Sunday, January 25, 2009

My Big Mess

A poem God gave me in quiet time with Him today:

The Big Mess
January 25, 2009
as I reflected on how much I’ve messed up my life

It started as I worked on it, and what I thought I saw
It wasn’t much . . . well, maybe just . . . I thought it was a tiny flaw
I picked and poked determined that perfection was the goal
And then I realized all at once, my finger had made a hole.
I tried to make it better. I tried with all my might
But as I worked a little more, the flaw became a blight.
Now frantically I tried to fix the problems I had caused
Until in pieces there it laid and finally I paused

Now slowly I approach Your throne with only my big mess
I’d hoped to give what You deserve, a thing of loveliness
I lay it down before you, and mumble in my shame
It’s all I have, this giant heap, and for it I’m to blame
I wait, the quiet moments scream. I wonder if you heard
Fix it? I think but still you sit there saying not a word.
I look to You, impatience floods the recess of my soul
I wonder if you love enough to make my mess a whole
I look to you, and see you looking not at all the rubble
For just a second I am calmed that on your face there is no trouble

But then I say to You, “Will you not help me with all this?”
Why did you give me useless tools and let it all go so amiss?”
I wait and wait . . . it seems like days . . . to see what you will do
I know that I deserve to be sent out. I just blamed my big mess on You!
But as I start to watch Your face, I see there something more
It’s not at all what I expect: disgust, rejection, something more.
Instead I see compassion, concern for me—and love?
I see You open arms up wide, and beckon me above
I slowly feel my feet begin to move up toward Your side.
I feel your arms embrace me. I feel the tears you’ve cried.

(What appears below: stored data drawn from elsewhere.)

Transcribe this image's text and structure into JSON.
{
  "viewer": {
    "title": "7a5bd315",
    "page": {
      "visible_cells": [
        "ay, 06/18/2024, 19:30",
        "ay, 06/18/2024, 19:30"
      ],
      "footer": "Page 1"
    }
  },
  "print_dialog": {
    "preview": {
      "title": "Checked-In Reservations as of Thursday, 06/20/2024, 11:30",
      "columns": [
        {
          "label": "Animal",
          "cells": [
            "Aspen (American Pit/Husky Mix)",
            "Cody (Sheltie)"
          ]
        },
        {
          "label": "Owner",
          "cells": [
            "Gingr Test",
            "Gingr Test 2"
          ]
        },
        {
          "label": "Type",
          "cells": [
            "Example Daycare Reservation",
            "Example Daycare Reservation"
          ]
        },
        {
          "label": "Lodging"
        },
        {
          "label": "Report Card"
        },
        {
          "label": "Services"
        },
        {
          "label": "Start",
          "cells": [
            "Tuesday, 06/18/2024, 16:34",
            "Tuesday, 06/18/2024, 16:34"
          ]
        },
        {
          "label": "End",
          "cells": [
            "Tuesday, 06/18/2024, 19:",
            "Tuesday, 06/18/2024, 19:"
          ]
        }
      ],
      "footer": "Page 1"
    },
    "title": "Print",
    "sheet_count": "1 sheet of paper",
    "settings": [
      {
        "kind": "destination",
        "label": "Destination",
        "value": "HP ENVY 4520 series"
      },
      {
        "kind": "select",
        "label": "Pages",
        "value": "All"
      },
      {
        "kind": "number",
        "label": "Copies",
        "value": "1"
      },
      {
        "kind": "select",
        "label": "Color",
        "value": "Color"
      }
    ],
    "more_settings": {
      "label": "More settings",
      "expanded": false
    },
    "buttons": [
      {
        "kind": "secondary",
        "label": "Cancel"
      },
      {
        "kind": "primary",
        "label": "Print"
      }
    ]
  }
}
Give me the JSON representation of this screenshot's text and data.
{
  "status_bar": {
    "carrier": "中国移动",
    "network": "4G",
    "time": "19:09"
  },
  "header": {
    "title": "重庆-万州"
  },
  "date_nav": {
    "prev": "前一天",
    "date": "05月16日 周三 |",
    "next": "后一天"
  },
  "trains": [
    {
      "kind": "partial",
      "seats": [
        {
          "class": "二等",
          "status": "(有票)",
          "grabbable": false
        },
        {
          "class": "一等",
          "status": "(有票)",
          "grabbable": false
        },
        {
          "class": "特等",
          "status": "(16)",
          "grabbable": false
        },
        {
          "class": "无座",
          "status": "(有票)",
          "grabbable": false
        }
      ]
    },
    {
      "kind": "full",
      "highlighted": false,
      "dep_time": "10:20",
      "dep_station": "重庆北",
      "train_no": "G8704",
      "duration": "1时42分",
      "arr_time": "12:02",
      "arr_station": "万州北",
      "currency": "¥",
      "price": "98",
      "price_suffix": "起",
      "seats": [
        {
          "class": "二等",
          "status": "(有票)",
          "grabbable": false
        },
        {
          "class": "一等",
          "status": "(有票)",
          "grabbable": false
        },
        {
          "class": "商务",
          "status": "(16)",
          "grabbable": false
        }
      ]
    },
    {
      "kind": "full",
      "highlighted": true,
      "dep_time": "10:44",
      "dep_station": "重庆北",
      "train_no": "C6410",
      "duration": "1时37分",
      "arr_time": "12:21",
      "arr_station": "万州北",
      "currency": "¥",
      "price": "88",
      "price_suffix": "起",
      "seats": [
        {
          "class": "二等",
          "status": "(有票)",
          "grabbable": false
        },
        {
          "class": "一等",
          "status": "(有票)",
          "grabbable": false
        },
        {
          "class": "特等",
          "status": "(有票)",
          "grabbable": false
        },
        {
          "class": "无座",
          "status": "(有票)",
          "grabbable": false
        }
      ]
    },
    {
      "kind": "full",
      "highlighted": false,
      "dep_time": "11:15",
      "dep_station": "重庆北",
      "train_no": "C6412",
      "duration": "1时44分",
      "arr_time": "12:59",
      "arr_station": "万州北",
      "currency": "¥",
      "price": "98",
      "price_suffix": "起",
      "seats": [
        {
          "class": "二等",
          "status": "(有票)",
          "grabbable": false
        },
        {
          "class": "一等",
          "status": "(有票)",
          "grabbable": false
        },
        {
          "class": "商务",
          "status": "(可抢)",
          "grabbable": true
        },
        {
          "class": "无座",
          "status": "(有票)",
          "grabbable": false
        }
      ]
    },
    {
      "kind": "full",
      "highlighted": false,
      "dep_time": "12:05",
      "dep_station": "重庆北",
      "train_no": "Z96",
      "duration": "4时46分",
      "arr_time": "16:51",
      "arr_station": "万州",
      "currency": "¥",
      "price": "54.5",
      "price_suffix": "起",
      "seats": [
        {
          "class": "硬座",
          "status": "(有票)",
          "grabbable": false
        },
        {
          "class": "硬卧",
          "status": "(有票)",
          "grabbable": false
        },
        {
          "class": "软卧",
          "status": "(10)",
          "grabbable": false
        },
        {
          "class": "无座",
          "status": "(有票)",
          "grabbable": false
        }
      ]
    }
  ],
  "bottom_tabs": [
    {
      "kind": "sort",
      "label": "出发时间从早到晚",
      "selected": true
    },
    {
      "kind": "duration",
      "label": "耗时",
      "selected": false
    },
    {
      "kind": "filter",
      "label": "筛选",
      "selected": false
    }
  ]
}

I watch, You look me in the face, I hear Your tenderness
My child, don’t you understand I care not for the mess
But you, my love, you are my bride! What hurts you hurts me too!
So I will fix this mess you’ve made, but first I must fix you.
And as I melt into His love, frustrations disappear
My life finds meaning all because Beloved drew me near.
And what I have to show for it to those who gather ‘round
Means nothing, but His love for me will dazzle and astound.
And all the messes I have made will fade to nothingness
And I will give Him what He wants—my adoration to profess.